I’m a Catholic, so I’ll tell you: I have a thing about confession. Not about guilt, though. Never, ever again about guilt. Just confession.
So here’s this.
Throughout the day, I’ve been commenting on your blog. On your BLOG, not so much your posts, because I’ve taken up the latest SOL challenge to try to win.. something. I forget what.
Forgetting’s not such a bad thing because the more I’ve read your body of work, the more I’ve commented, the less important the prize seems to be.
In the beginning, I had a goal of 500 comments. Yes. .. I know. I needed your blog posts to accomplish this. And.. what? 500?! (&^%$!)
I figured, when I do my posting late at night, I see an average of 230, 240 bloggers. Say there are 200 bloggers. 200 bloggers who have written blogs for .. 18? Is it 18 days?
So, assume 15 days. 15 x 200 = 3000 possible posts to peruse. Yes! And write real quick! And post real quick! And in and out! Bim! Bam! Say something smart! Key in on a phrase! Quick! Say your THING! And GET OUT!!!!! NEXT ONE!!!!!
I think I’m at 30 posts. And I don’t think I can go any faster.

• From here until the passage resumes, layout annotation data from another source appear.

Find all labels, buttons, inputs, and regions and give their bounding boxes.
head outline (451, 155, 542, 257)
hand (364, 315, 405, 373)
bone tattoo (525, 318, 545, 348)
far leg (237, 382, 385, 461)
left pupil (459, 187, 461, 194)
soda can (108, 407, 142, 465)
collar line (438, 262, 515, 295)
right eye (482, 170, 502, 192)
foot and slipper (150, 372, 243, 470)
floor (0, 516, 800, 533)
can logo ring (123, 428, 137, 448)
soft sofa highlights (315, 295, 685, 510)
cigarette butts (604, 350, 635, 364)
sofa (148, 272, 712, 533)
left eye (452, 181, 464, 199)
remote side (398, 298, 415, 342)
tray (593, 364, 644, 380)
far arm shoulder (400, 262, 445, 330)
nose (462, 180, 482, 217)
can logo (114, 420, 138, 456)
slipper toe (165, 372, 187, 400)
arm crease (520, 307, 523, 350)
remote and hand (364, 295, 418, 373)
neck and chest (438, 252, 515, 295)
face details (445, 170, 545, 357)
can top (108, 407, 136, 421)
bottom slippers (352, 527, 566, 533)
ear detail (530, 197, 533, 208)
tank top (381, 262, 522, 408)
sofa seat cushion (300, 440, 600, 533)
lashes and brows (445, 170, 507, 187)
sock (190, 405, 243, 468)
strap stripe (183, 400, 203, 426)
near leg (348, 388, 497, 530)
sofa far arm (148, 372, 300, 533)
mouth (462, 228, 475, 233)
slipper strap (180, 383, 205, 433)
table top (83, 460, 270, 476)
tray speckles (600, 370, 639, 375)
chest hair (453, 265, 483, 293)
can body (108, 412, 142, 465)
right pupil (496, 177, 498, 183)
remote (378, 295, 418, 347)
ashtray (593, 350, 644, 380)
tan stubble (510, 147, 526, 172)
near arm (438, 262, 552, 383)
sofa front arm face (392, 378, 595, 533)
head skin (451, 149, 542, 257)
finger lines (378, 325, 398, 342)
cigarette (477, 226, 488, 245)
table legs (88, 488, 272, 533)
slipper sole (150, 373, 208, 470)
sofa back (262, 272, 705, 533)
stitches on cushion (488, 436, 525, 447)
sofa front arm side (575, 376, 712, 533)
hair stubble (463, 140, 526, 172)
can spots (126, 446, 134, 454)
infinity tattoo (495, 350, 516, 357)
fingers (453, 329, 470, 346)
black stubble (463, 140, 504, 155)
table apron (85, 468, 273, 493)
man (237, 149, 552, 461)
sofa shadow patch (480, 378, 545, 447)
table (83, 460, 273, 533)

So, no, I can’t do this. I’ve gone through a total of about 5 blogs of 5 writers, including you, and I have to tell you, these blogs, including yours, are the most precious, precious body of work I’ve seen on the internet. To me.
I know it sounds like nonsense.. I’ve been on the internet since before it’s dawn in ’92. Engineering student at A&M and blah.. I watched the whole thing unfold. I’ve seen everything.. but this..
What I’ve encountered is humanity. You’ve shown your humanity. You’ve shown me a part of yourself. How can I whipper-snapper-in-and-out? You don’t skip through humanity! It’d be a crime.
- I can’t dishonor the mirror of myself I see in you. You’re just like me. A teacher, who thinks, feels, lives. Struggles, hesitates, fears, loves, LOVES! has joys, polishes their optimism to live another day. Survive. Seeing someone’s thoughts — yours — Seeing what you’ve shared and revealed in each of your posts — sharing like me, in the little that I try to do. I honor you.
- I can’t fly by the wonderful heart’s love you’re putting into your writing. This is thinking — sometimes deep reflections or surface ponderings — but either way, I am seeing a peeling of the person who is you, on display for me and everyone to see. This is considerable risk, given a small or large effort. The Two Writing Teachers were right — it’s different when you put yourself out there. I saw this today, I saw you. I value you.
- I can’t not stop, consider, say hello and respond. In Writer’s Workshop, we do immersion for genre. Sometimes we immerse for author. Two summers ago, I did Salinger. Last summer, Hemingway .. still doing Hemingway. These author’s have passed on, their works are canon. What about “real” author’s blogs like Stephen King, Margaret Atwood, Jacqueline Woodson? They have blogs, Tumblr accounts. You can hear from them. And besides, I’m not like them, a writer. Yes you are. When I went through your blog, I unknowingly immersed myself in you, An Architect in the Minds of Mankind, a Teacher! Time and circumstance has placed “real” authors in a different realm, but we’re all in the same human orbit of thought and feeling. Published authors are not any less human, they’re just much less accessible. Where you and I live, in SOL-World, we have each other for support, encouragement.. joy. How could I not laud you for you? For the gift you have given me and others of yourself in your writing? I thank you.
I’ve read your lives, struggles, loves, ideas, passions, fears, hesitations, .. everything. I could have only experienced it by spending an entire 1/2 hour to 45 minutes per blog, reading what you lay on the page and make the decision to respond the way you wrote: from the heart.
In the end, I did a lot of mini-confessions in the comboxes of the blogs I visited, but I knew it’s not enough. Let me assure you: I am not a freak stalker. I am a lover of language and the humananity. This is why I loved your work, why I stayed, hung around your living room and enjoyed your stories at your invitation.